Amazon.com (NASDAQ:AMZN) cut the price of its Kindle Fire HD by $40 last week. The 20% haircut lowers the price to a mere $159. Earlier this month, Microsoft (NASDAQ:MSFT) gave its high-end Surface Pro tablet a $100 markdown. The move came three weeks after slashing the price of its Surface RT by as much as 30% to start at $349.
The moves are likely taking place for entirely different reasons. The Surface RT isn't selling, so this could be Microsoft's last-ditch effort to make it work before shelving the whole Windows RT experiment. The Surface Pro isn't going anywhere. It's based on Windows 8, and Microsoft has everything riding on its flagship operating system. The Surface Pro was just too expensive, and this helps make it a more compelling purchase. The Kindle Fire HD price cut -- which is being billed as a "limited time" price break -- is probably Amazon's way to clear out its inventory ahead of an update in the coming weeks or months.
Then we get to Apple (NASDAQ:AAPL). Apple has never budged from its $499 price on its its current generation iPad. It has been willing to compromise, though. We got the cheaper bite-sized iPad Mini. Apple does keep older models around at lower price points.
Judging by its pricing, one would think that Apple is immune to the price wars that are taking place around it. Reality paints another picture. Apple's share of the tablet market, according to industry tracker IDC, fell to 32% during the this past quarter from 60% a year earlier. That's not very encouraging, and the quarter ended just before Microsoft and Amazon began making their devices even cheaper.
Are iPad price cuts coming? Will next month's reported iPhone event also serve as a platform to aggressively price the tablet that defined the market before succumbing to the Android invasion?

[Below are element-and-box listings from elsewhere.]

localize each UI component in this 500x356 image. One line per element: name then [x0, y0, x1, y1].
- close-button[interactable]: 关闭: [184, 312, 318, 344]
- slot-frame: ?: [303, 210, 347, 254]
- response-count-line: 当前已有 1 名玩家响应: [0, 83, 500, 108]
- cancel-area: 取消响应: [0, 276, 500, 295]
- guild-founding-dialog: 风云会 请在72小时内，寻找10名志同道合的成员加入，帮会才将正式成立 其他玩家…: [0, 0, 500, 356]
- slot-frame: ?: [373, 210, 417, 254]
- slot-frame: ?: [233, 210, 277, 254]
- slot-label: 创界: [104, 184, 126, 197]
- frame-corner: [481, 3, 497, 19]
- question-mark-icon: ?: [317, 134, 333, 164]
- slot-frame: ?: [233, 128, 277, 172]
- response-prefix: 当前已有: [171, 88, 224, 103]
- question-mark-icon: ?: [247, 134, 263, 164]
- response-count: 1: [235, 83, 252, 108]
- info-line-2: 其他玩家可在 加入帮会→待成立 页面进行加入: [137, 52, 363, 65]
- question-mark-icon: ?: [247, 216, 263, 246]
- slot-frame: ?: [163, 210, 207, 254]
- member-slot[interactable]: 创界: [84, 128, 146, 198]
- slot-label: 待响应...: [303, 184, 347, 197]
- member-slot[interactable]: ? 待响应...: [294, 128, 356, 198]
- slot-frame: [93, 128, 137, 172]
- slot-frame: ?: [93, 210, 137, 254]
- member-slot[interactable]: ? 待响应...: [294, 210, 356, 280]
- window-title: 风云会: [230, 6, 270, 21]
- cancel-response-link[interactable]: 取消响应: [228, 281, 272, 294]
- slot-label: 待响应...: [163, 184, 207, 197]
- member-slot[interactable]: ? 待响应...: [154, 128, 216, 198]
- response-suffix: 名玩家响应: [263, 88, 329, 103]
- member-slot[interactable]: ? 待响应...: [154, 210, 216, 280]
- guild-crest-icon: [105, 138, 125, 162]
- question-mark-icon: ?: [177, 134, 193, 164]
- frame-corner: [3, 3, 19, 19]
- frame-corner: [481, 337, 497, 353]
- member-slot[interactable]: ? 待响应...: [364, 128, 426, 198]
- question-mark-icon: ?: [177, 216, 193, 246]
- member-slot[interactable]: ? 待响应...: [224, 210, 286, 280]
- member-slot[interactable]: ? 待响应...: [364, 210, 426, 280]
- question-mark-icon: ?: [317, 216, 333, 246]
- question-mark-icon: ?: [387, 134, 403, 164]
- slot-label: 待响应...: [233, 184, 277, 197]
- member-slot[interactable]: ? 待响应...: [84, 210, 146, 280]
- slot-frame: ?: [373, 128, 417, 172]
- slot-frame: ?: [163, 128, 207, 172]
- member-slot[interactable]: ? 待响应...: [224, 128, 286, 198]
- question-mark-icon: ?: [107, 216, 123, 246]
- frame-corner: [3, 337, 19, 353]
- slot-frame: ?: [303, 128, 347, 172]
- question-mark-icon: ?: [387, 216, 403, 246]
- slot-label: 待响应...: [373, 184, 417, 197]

Why not? Apple is already suffering through the symptoms of a company slashing prices. Margins have been contracting in recent quarters, and average selling prices of its tablets have been heading lower since the iPad Mini release and Apple's decision to keep older models around at more accessible prices.
Anchoring the new iPads at $499 is a moral victory at this point, but it's not a real one.
A price cut didn't seem necessary when Android tablets began hitting the market at prices that cost less than half as much as the iPad. No one wanting to buy an iPad would settle for the Android ecosystem. However, that line has been blurring. That's an opinion, but it's backed by the fact that Apple was commanding two-thirds of the market at the beginning of last year, and now it's accounting for less than a third of the world's tablet shipments.
Everyone may have different reasons for moving their prices lower, but Apple can't afford to ignore the situation. The last thing investors want is to see a fiscal coroner report in a few years that the iPad suffered a death by a thousand cuts -- and none of them self-inflicted.